Ce qui tue le travail

Un profonde mutation s’opère dans les mondes du travail que personne ne sait formuler justement.

La crise a bon dos ! Voici trente ans que l’entreprise réduit le travail à un coût, la gauche a une quantité partageable, la droite à un salaire variable. Sa réduction à de la « souffrance » ne fait qu’ajouter à la confusion... Plus grave, elle nous pose en pures victimes. En vérité, ces catégories de gestion figent le travail dans des rerpésentations appauvries de ce que nous faisons et de ce que nous sommes.

Cet ouvrage démonte la mécanique aveugle des politiques du chiffre et les formatages du travail par ceux qui l’observent et en décident de loin.

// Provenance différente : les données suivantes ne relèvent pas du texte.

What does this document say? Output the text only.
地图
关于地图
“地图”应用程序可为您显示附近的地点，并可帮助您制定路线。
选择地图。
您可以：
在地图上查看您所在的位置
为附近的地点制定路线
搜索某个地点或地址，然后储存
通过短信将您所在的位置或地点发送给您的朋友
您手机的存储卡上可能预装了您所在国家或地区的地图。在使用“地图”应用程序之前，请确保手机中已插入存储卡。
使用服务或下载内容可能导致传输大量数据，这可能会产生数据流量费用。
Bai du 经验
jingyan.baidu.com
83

À une gestion catégorique nourrie de credos scientistes, il oppose une gestion insitutante qui crée de la controverse, ancre le travail dans ses finalités, engendre des dynamiques qui renforcent les identités des individus et les acteurs collectifs.

Exigeant et sans concession, ce livre inaugural est aussi un outil de base pour réapprendre le dialogue social et sociétal sur l’organisation du travail et sa gestion.


Francis GINSBOURGER

Postface de Jean-Paul Bouchet

Francis Ginsbourger intervient dans les entreprises et les services publics lors de changements organisationnels et de métiers. Economiste du travail, il est chercheur associé au Centre de gestion scientifique de MinesParisTech.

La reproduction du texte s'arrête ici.